A confession: One of my favorite (partially) Philadelphia-set movies is the 2004 gem “National Treasure.” And every year when Daylight Saving Time comes around, I think of a specific scene from that movie.
I won’t recap everything the three main characters say about Daylight Saving Time while standing in a Philly clothing store (you can watch it here, if you want). The relevant excerpt: At the end of the exchange, one character asks the other two, “Do you actually know who the first person to suggest Daylight Savings was?” His two friends respond in unison, “Benjamin Franklin.”
Wait … is that true? Is Daylight Saving Time the brainchild of one of history’s most famous Philadelphians?
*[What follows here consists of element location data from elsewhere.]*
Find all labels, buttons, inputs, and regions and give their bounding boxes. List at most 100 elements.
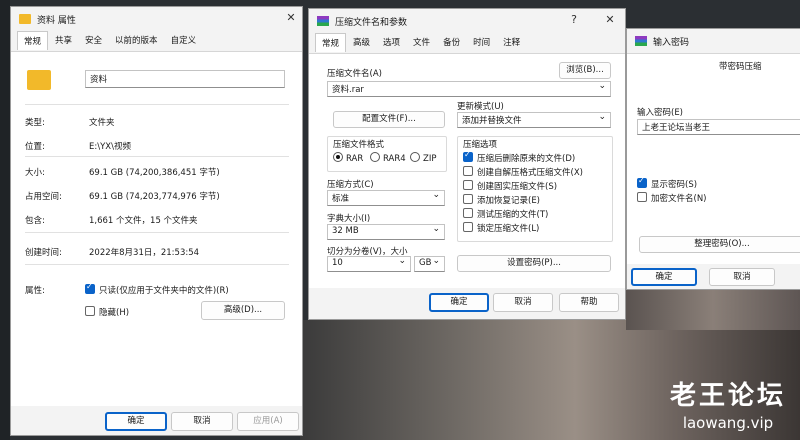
cancel-button[interactable]: 取消 <box>171 412 233 431</box>
option-solid-text: 创建固实压缩文件(S) <box>477 182 558 192</box>
watermark-title: 老王论坛 <box>669 381 786 411</box>
watermark-url: laowang.vip <box>682 414 774 432</box>
show-password-text: 显示密码(S) <box>651 180 698 190</box>
split-unit-select[interactable]: GB <box>414 256 445 272</box>
checkbox-off-icon[interactable] <box>463 166 473 176</box>
hidden-checkbox[interactable]: 隐藏(H) <box>85 306 129 318</box>
encrypt-names-checkbox[interactable]: 加密文件名(N) <box>637 192 707 204</box>
readonly-checkbox[interactable]: 只读(仅应用于文件夹中的文件)(R) <box>85 282 229 296</box>
enter-password-label: 输入密码(E) <box>637 108 684 118</box>
radio-off-icon[interactable] <box>410 152 420 162</box>
encrypt-names-text: 加密文件名(N) <box>651 194 707 204</box>
show-password-checkbox[interactable]: 显示密码(S) <box>637 176 698 190</box>
tab-customize[interactable]: 自定义 <box>165 31 203 50</box>
checkbox-off-icon[interactable] <box>463 208 473 218</box>
properties-title: 资料 属性 <box>37 15 76 26</box>
password-input[interactable]: 上老王论坛当老王 <box>637 119 800 135</box>
apply-button[interactable]: 应用(A) <box>237 412 299 431</box>
close-icon[interactable]: ✕ <box>284 11 298 24</box>
format-zip-radio[interactable]: ZIP <box>410 152 436 164</box>
created-label: 创建时间: <box>25 248 62 258</box>
update-mode-label: 更新模式(U) <box>457 102 504 112</box>
ok-button[interactable]: 确定 <box>105 412 167 431</box>
option-sfx[interactable]: 创建自解压格式压缩文件(X) <box>463 166 583 178</box>
ok-button[interactable]: 确定 <box>429 293 489 312</box>
dictionary-select[interactable]: 32 MB <box>327 224 445 240</box>
tab-files[interactable]: 文件 <box>407 33 436 52</box>
tab-general[interactable]: 常规 <box>17 31 49 50</box>
format-rar-radio[interactable]: RAR <box>333 152 363 164</box>
contains-value: 1,661 个文件，15 个文件夹 <box>89 216 198 226</box>
option-recovery-text: 添加恢复记录(E) <box>477 196 541 206</box>
organize-passwords-button[interactable]: 整理密码(O)... <box>639 236 800 253</box>
ok-button[interactable]: 确定 <box>631 268 697 286</box>
winrar-icon <box>635 36 647 46</box>
browse-button[interactable]: 浏览(B)... <box>559 62 611 79</box>
password-panel: 带密码压缩 输入密码(E) 上老王论坛当老王 显示密码(S) 加密文件名(N) … <box>627 53 800 264</box>
archive-name-label: 压缩文件名(A) <box>327 69 382 79</box>
option-lock[interactable]: 锁定压缩文件(L) <box>463 222 539 234</box>
radio-off-icon[interactable] <box>370 152 380 162</box>
split-size-input[interactable]: 10 <box>327 256 411 272</box>
checkbox-on-icon[interactable] <box>637 176 647 188</box>
checkbox-on-icon[interactable] <box>463 150 473 162</box>
advanced-button[interactable]: 高级(D)... <box>201 301 285 320</box>
update-mode-select[interactable]: 添加并替换文件 <box>457 112 611 128</box>
archive-title: 压缩文件名和参数 <box>335 17 408 28</box>
profiles-button[interactable]: 配置文件(F)... <box>333 111 445 128</box>
cancel-button[interactable]: 取消 <box>709 268 775 286</box>
created-value: 2022年8月31日，21:53:54 <box>89 248 200 258</box>
size-value: 69.1 GB (74,200,386,451 字节) <box>89 168 220 178</box>
tab-general[interactable]: 常规 <box>315 33 347 52</box>
tab-security[interactable]: 安全 <box>79 31 108 50</box>
checkbox-off-icon[interactable] <box>463 180 473 190</box>
tab-options[interactable]: 选项 <box>377 33 406 52</box>
option-delete-files[interactable]: 压缩后删除原来的文件(D) <box>463 150 575 164</box>
option-test[interactable]: 测试压缩的文件(T) <box>463 208 548 220</box>
format-rar4-radio[interactable]: RAR4 <box>370 152 406 164</box>
format-rar4-text: RAR4 <box>383 154 406 164</box>
password-footer: 确定 取消 <box>627 263 800 289</box>
properties-window: 资料 属性 ✕ 常规 共享 安全 以前的版本 自定义 资料 类型: 文件夹 位置… <box>10 6 303 436</box>
close-icon[interactable]: ✕ <box>603 13 617 26</box>
folder-name-input[interactable]: 资料 <box>85 70 285 88</box>
archive-footer: 确定 取消 帮助 <box>309 287 625 319</box>
readonly-text: 只读(仅应用于文件夹中的文件)(R) <box>99 286 229 296</box>
set-password-button[interactable]: 设置密码(P)... <box>457 255 611 272</box>
watermark: 老王论坛 laowang.vip <box>670 375 786 432</box>
options-label: 压缩选项 <box>463 140 498 150</box>
format-label: 压缩文件格式 <box>333 140 385 150</box>
properties-panel: 资料 类型: 文件夹 位置: E:\YX\视频 大小: 69.1 GB (74,… <box>11 51 302 407</box>
password-title: 输入密码 <box>653 37 690 48</box>
dictionary-label: 字典大小(I) <box>327 214 371 224</box>
radio-on-icon[interactable] <box>333 152 343 162</box>
readonly-check-icon[interactable] <box>85 282 95 294</box>
folder-icon <box>19 14 31 24</box>
location-value: E:\YX\视频 <box>89 142 131 152</box>
method-select[interactable]: 标准 <box>327 190 445 206</box>
archive-name-input[interactable]: 资料.rar <box>327 81 611 97</box>
tab-comment[interactable]: 注释 <box>497 33 526 52</box>
option-sfx-text: 创建自解压格式压缩文件(X) <box>477 168 583 178</box>
winrar-icon <box>317 16 329 26</box>
size-label: 大小: <box>25 168 45 178</box>
password-titlebar: 输入密码 <box>627 29 800 53</box>
option-solid[interactable]: 创建固实压缩文件(S) <box>463 180 557 192</box>
option-lock-text: 锁定压缩文件(L) <box>477 224 540 234</box>
tab-sharing[interactable]: 共享 <box>49 31 78 50</box>
tab-advanced[interactable]: 高级 <box>347 33 376 52</box>
location-label: 位置: <box>25 142 45 152</box>
option-recovery[interactable]: 添加恢复记录(E) <box>463 194 540 206</box>
attributes-label: 属性: <box>25 286 45 296</box>
tab-time[interactable]: 时间 <box>467 33 496 52</box>
archive-window: 压缩文件名和参数 ? ✕ 常规 高级 选项 文件 备份 时间 注释 压缩文件名(… <box>308 8 626 320</box>
checkbox-off-icon[interactable] <box>463 194 473 204</box>
checkbox-off-icon[interactable] <box>637 192 647 202</box>
checkbox-off-icon[interactable] <box>463 222 473 232</box>
help-icon[interactable]: ? <box>567 13 581 26</box>
help-button[interactable]: 帮助 <box>559 293 619 312</box>
hidden-check-icon[interactable] <box>85 306 95 316</box>
cancel-button[interactable]: 取消 <box>493 293 553 312</box>
tab-backup[interactable]: 备份 <box>437 33 466 52</box>
tab-previous-versions[interactable]: 以前的版本 <box>109 31 164 50</box>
Well, reasonable folks disagree.
The time-shifting practice was first implemented across the whole United States during World War I — way after Franklin’s time. It ended up being repealed a year after it was enacted, but temporarily returned again during World War II. After that war, clock schedules varied from state to state until 1966, when Congress standardized Daylight Saving Time’s start and end dates nationwide (mostly), leaving us with the system we have today.
So where does Franklin come in? In 1784, while he was living in France, he studied people’s sleep patterns and penned a humorous essay in the Journal de Paris proposing that Parisians could save money on candlesticks by waking up earlier and aligning their days with when the sun was shining. He never suggested changing the clocks — just sleep schedules.
The person who’s often credited with proposing an actual time shift for the first time is George Vernon Hudson, an amateur entomologist from New Zealand who wrote about the idea in 1895.
Do Franklin’s early musings about waking up earlier actually count as “inventing” Daylight Saving Time? You decide.